Chiede piuttosto di ricordare quale responsabilità abbia ricevuto quell’uomo.

Il Papa non appartiene ai cardinali che lo hanno eletto, non appartiene al gruppo ecclesiale che sperava nella sua elezione e non appartiene neppure a coloro che, dopo l’elezione, cercano di appropriarsi delle sue parole per dimostrare di avere finalmente vinto una battaglia interna alla Chiesa. Appartiene al servizio affidatogli da Cristo, e proprio questa appartenenza gli domanda di essere padre dell’intera comunità ecclesiale, anche quando esercitare tale servizio significa deludere le attese di chi avrebbe preferito vederlo schierato.

Forse è questa la libertà più profonda del ministero petrino.

Una libertà che non scioglie il Papa dai legami della fede ricevuta e, proprio perché lo lega più radicalmente a Cristo e alla Chiesa universale, lo sottrae alla pretesa delle parti di trasformarlo nel proprio rappresentante.

Quando osserviamo Leone XIV nei primi mesi del suo pontificato, sarà bene ricordarlo.
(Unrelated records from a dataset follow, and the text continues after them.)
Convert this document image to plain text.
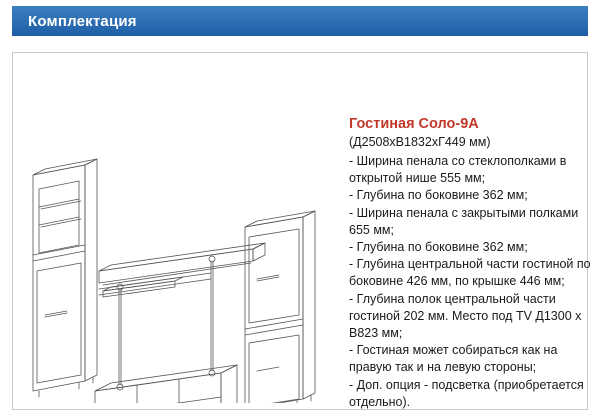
Комплектация
Гостиная Соло-9А
(Д2508хВ1832хГ449 мм)
- Ширина пенала со стеклополками в открытой нише 555 мм;
- Глубина по боковине 362 мм;
- Ширина пенала с закрытыми полками 655 мм;
- Глубина по боковине 362 мм;
- Глубина центральной части гостиной по боковине 426 мм, по крышке 446 мм;
- Глубина полок центральной части гостиной 202 мм. Место под TV Д1300 х В823 мм;
- Гостиная может собираться как на правую так и на левую стороны;
- Доп. опция - подсветка (приобретается отдельно).
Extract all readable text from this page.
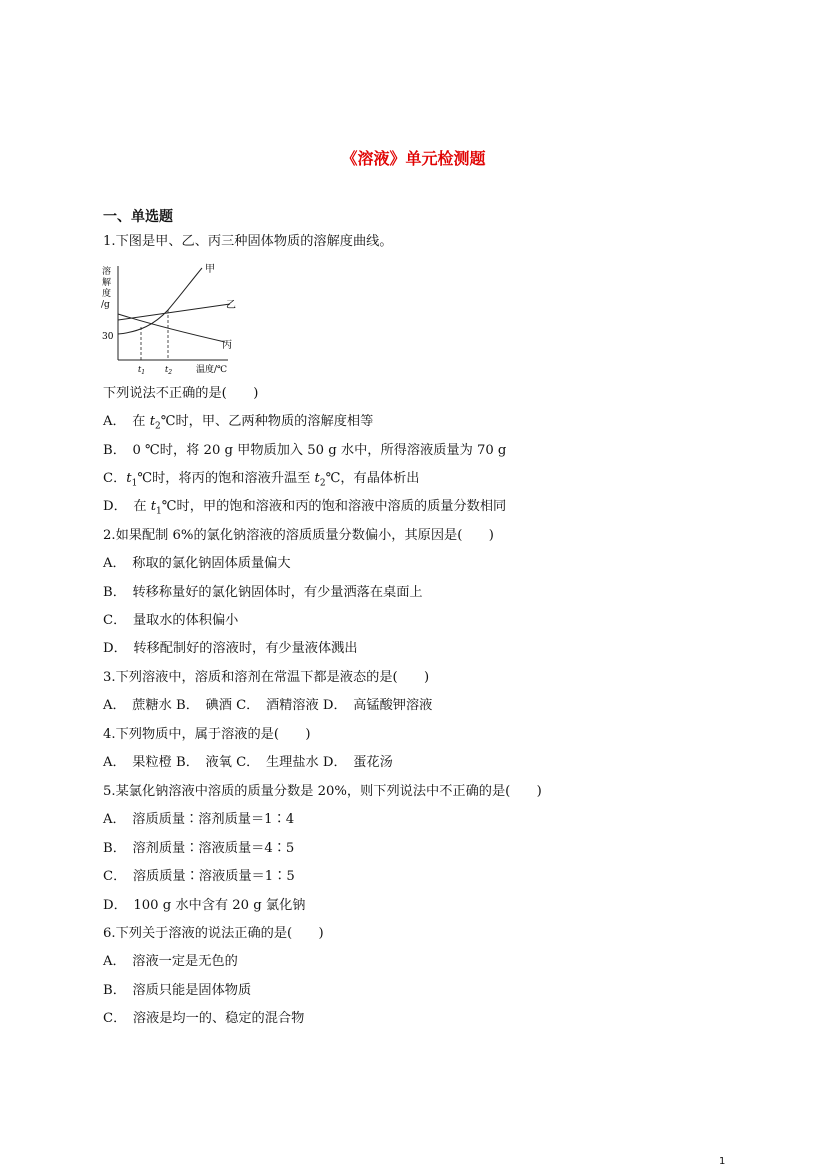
《溶液》单元检测题
一、单选题
1.下图是甲、乙、丙三种固体物质的溶解度曲线。
溶
解
度
/g
30
甲
乙
丙
$t_1$ $t_2$	温度/℃
下列说法不正确的是(　　)
A．　在 $t_2℃$时，甲、乙两种物质的溶解度相等
B．　0 ℃时，将 20 g 甲物质加入 50 g 水中，所得溶液质量为 70 g
C．$t_1℃$时，将丙的饱和溶液升温至 $t_2℃$，有晶体析出
D．　在 $t_1℃$时，甲的饱和溶液和丙的饱和溶液中溶质的质量分数相同
2.如果配制 6%的氯化钠溶液的溶质质量分数偏小，其原因是(　　)
A．　称取的氯化钠固体质量偏大
B．　转移称量好的氯化钠固体时，有少量洒落在桌面上
C．　量取水的体积偏小
D．　转移配制好的溶液时，有少量液体溅出
3.下列溶液中，溶质和溶剂在常温下都是液态的是(　　)
A．　蔗糖水 B．　碘酒 C．　酒精溶液 D．　高锰酸钾溶液
4.下列物质中，属于溶液的是(　　)
A．　果粒橙 B．　液氧 C．　生理盐水 D．　蛋花汤
5.某氯化钠溶液中溶质的质量分数是 20%，则下列说法中不正确的是(　　)
A．　溶质质量∶溶剂质量＝1∶4
B．　溶剂质量∶溶液质量＝4∶5
C．　溶质质量∶溶液质量＝1∶5
D．　100 g 水中含有 20 g 氯化钠
6.下列关于溶液的说法正确的是(　　)
A．　溶液一定是无色的
B．　溶质只能是固体物质
C．　溶液是均一的、稳定的混合物
1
Possiamo discutere, studiare e cercare di comprendere le sue scelte; ciò che dovremmo evitare è pretendere di conoscere in anticipo ciò che egli “deve” fare sulla base delle aspettative attribuite a chi lo avrebbe eletto.

Il conclave si conclude quando l’eletto accetta.

Da quel momento comincia un’altra storia: quella di un uomo che ha ricevuto il compito di servire l’unità della Chiesa e che, alla fine, dovrà rispondere di quel servizio non davanti a una cordata, bensì davanti a Cristo.